Salaam aleikum, my dear Muslim Sisters. Today I would again like to share with you a part of my own personal experiences with Islam and, of course, tell you a little bit more about the refugee camp in Syria I was in. Thank Allah Almighty, several years have now passed since I left the camp and returned home. I managed to escape from there and start a new life. Unfortunately, even as time passed, my anxiety still remains, and I still dream, to this day about the camp and the awful things I saw and that happened to me there. For example, I dream that I am in the camp’s prison and that I cannot escape from there, no matter what I do. You probably remember, from my previous stories, that mobile phones and forbidden inside the camp. Because of that, once you are free again, you are constantly afraid to take out your phone where you are outside and going somewhere. Each time I took out and used my phone, I felt that I would be seen by the guards or by the soldiers and that someone will then proceed to take my phone and start to beat me. I got so used to that living conditions inside the camp, I adapted so well to all the lacks and hardships that, once I got out, what was a normal living standard for most people felt completely unnatural to me.
For more than a year after I arrived in the camp, I lived in a state of prostration, as if I was part of another world. For a very long time after my release, I was afraid and avoided people wearing uniforms. Even now, I sometimes wake up in the middle of the night, covered in cold sweat, remembering the camp, remembering my existence there. After those dreams I cannot bring myself to calm down again until morning and I simply lie awake in bed, shaking as a leaf. The camp left me with memories and feelings I cannot fully describe and that, I think, I will never be able to forget. There are constant triggers I face that remind me from things I lived during my time in the refugee camp in Syria. For example, I am also afraid that my children are going to be taken away from me and that there is a chance to never see them again, especially my boys.
The reason I have this irrational fear nowadays is that, inside the camp, the boys were constantly in the danger of being taken away by the guards, as I have written in my previous story. It was simply awful when the soldiers started to physically abuse our children. The Muslim mothers inside the camp lived day and night in a perpetual state of fear. If, during the day, the boys could at least try to run and hide from the guards, in nighttime, it was far more difficult to do this. Everyone wanted and needed to sleep during the night, but the soldiers used to suddenly enter the camp in the middle of the night and search each tent, going from one tent to another while everyone was still asleep and confused about what was going on. As time passed, the children, especially the boys, started to change their sleeping schedule.

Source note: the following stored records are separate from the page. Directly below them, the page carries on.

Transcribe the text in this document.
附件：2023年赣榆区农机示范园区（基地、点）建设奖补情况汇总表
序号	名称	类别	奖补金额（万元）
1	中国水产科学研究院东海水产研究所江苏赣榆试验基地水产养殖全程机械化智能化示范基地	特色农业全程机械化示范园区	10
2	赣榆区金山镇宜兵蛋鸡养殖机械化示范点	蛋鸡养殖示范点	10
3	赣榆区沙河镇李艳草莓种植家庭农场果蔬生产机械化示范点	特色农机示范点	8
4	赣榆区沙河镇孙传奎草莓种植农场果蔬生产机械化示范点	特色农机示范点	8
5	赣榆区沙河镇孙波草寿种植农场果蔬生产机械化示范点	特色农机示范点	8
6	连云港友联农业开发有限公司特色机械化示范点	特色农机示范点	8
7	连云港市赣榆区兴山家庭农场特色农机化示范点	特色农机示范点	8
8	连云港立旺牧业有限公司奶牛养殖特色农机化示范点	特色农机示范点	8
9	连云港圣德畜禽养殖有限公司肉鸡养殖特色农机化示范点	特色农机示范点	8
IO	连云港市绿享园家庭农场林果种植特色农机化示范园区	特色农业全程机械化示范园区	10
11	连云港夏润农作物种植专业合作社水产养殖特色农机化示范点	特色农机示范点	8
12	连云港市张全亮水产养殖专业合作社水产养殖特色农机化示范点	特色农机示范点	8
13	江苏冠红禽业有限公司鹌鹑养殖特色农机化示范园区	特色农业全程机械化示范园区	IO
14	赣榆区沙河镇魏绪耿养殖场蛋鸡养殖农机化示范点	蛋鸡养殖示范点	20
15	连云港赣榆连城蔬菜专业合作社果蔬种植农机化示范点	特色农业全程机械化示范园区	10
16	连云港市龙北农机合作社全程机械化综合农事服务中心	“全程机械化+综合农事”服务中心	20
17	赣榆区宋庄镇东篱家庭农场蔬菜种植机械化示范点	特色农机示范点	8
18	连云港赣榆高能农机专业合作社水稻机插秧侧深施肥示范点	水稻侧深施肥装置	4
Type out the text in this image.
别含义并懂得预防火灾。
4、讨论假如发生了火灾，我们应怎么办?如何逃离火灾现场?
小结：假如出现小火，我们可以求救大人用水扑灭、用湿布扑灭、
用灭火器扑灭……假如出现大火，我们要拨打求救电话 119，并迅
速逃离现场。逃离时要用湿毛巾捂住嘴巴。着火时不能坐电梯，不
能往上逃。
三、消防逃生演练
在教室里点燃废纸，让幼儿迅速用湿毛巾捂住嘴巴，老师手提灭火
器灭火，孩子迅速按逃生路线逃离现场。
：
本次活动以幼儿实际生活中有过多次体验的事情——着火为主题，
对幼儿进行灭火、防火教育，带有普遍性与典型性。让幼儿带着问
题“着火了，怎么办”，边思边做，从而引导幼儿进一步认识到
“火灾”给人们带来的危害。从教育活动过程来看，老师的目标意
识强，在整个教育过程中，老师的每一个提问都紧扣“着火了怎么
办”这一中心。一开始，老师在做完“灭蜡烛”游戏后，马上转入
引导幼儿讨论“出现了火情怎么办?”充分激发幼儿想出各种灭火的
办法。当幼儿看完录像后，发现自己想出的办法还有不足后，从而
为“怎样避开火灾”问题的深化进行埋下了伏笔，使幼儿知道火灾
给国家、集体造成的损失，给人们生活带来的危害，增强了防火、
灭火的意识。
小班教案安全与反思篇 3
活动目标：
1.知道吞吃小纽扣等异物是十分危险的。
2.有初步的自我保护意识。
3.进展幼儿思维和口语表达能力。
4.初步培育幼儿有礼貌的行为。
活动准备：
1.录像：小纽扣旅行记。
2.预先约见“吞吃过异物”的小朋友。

They hid during the night and slept during the day, when the soldiers rarely came to camp.
It even came to the absurd situation that, wanting to protect and to hide their young boys, the Muslim mothers inside the camp would dress them up in girls’ clothes before going to bed and would make them wear long skirts and hijabs. As you could imagine, my dear Muslim Sisters, such a thing is simply emotionally draining in the long run. You simply cannot sleep during the night, you constantly feel the need to stand watch, to listen to outside noises just to see if anyone is coming to search your tent. I also had a boy that was around 12 years old during the time I was inside the camp. I too, like all the other mothers in the camp, could not sleep during the night. Because you cannot know, you cannot guess what goes through the mind of the soldiers guarding us, and when they could reach the conclusion that one of the boys is old enough to be taken away from the camp and start military training. Even though I did not sleep during the night, I could not rest during the day either, because there was much to do, things needed to be resolved one way or the other, I needed to feed my family, cook, clean, wash.

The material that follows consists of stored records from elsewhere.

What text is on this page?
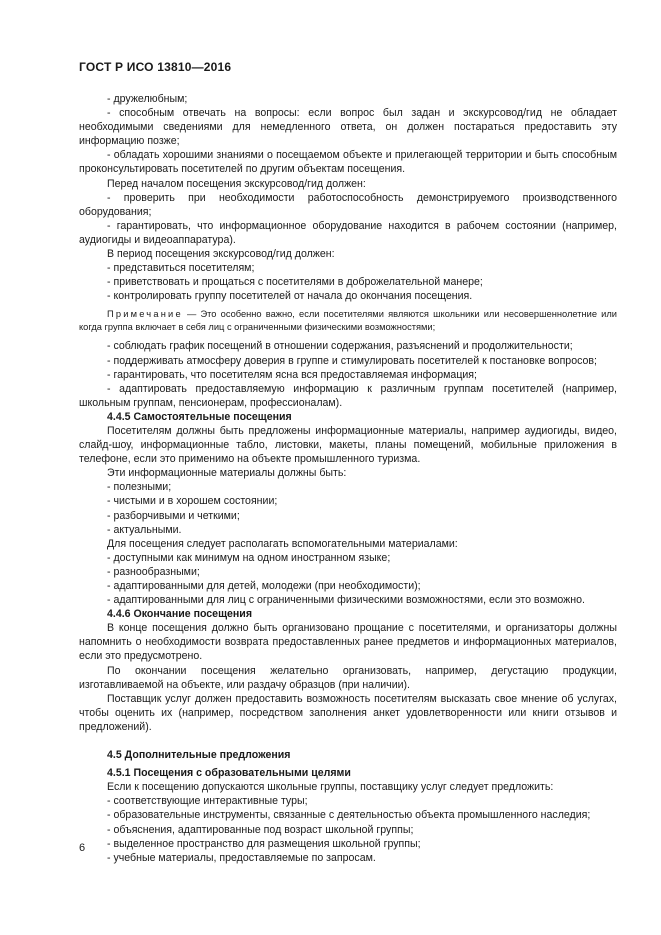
ГОСТ Р ИСО 13810—2016

- дружелюбным;

- способным отвечать на вопросы: если вопрос был задан и экскурсовод/гид не обладает необходимыми сведениями для немедленного ответа, он должен постараться предоставить эту информацию позже;

- обладать хорошими знаниями о посещаемом объекте и прилегающей территории и быть способным проконсультировать посетителей по другим объектам посещения.

Перед началом посещения экскурсовод/гид должен:

- проверить при необходимости работоспособность демонстрируемого производственного оборудования;

- гарантировать, что информационное оборудование находится в рабочем состоянии (например, аудиогиды и видеоаппаратура).

В период посещения экскурсовод/гид должен:

- представиться посетителям;

- приветствовать и прощаться с посетителями в доброжелательной манере;

- контролировать группу посетителей от начала до окончания посещения.

Примечание — Это особенно важно, если посетителями являются школьники или несовершеннолетние или когда группа включает в себя лиц с ограниченными физическими возможностями;

- соблюдать график посещений в отношении содержания, разъяснений и продолжительности;

- поддерживать атмосферу доверия в группе и стимулировать посетителей к постановке вопросов;

- гарантировать, что посетителям ясна вся предоставляемая информация;

- адаптировать предоставляемую информацию к различным группам посетителей (например, школьным группам, пенсионерам, профессионалам).

4.4.5 Самостоятельные посещения

Посетителям должны быть предложены информационные материалы, например аудиогиды, видео, слайд-шоу, информационные табло, листовки, макеты, планы помещений, мобильные приложения в телефоне, если это применимо на объекте промышленного туризма.

Эти информационные материалы должны быть:

- полезными;

- чистыми и в хорошем состоянии;

- разборчивыми и четкими;

- актуальными.

Для посещения следует располагать вспомогательными материалами:

- доступными как минимум на одном иностранном языке;

- разнообразными;

- адаптированными для детей, молодежи (при необходимости);

- адаптированными для лиц с ограниченными физическими возможностями, если это возможно.

4.4.6 Окончание посещения

В конце посещения должно быть организовано прощание с посетителями, и организаторы должны напомнить о необходимости возврата предоставленных ранее предметов и информационных материалов, если это предусмотрено.

По окончании посещения желательно организовать, например, дегустацию продукции, изготавливаемой на объекте, или раздачу образцов (при наличии).

Поставщик услуг должен предоставить возможность посетителям высказать свое мнение об услугах, чтобы оценить их (например, посредством заполнения анкет удовлетворенности или книги отзывов и предложений).

4.5 Дополнительные предложения

4.5.1 Посещения с образовательными целями

Если к посещению допускаются школьные группы, поставщику услуг следует предложить:

- соответствующие интерактивные туры;

- образовательные инструменты, связанные с деятельностью объекта промышленного наследия;

- объяснения, адаптированные под возраст школьной группы;

- выделенное пространство для размещения школьной группы;

- учебные материалы, предоставляемые по запросам.

6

During that time, from all the stress and exhaustion, I felt like I was about to lose my sanity. Fortunately, my boy was a bit shorter then, so we were not in the immediate danger of him being noticed by the guards and taken away. Nonetheless, there were so many other Muslim mothers inside the camp with older and taller boys that had no chance of escaping the soldiers and risked their children being brutally taken away from them. It was certain that there boys were going to be taken from the camp and put into military training. As I mentioned earlier, there Muslim mothers would dress up their adolescent boys in girls’ clothes that covered their entire body, from head to toe. Each time when, during the day, the guards’ car would enter the camp in search for young boys to take away, the children would go out dressed as women and move about the camp like that, until the car with the soldiers left the perimeter of the camp.
I so wish I could forget everything I went through during my time inside the camp, but all these memories are still alive and I recall them so vividly, as if they just happened moments ago. Allah Almighty helped me escape from there and I am forever grateful to Him for His Infinite Mercy. However, inside the camp there still is a great number of women and children that continue to live there. I am well aware of the fact, during the entire time I was in the camp, a lot of children, above a certain age, were taken away from their mothers, never to be seen again. I know that these mothers did not have the possibility to contact their children after them being taken by the soldiers, and I grieve for them.
I wish to now invoke a dua for all those that are still in the refugee camp in Syria. May Allah Almighty console them and make their pleas, tries and tribulations easier to bear. May Allah the Merciful protect all the people inside the camps in Syria. May He, through His Infinite Power and Grace, free them and reward them for their patience and resilience. Because, I am certain that after each hardship and trial comes relief and solace.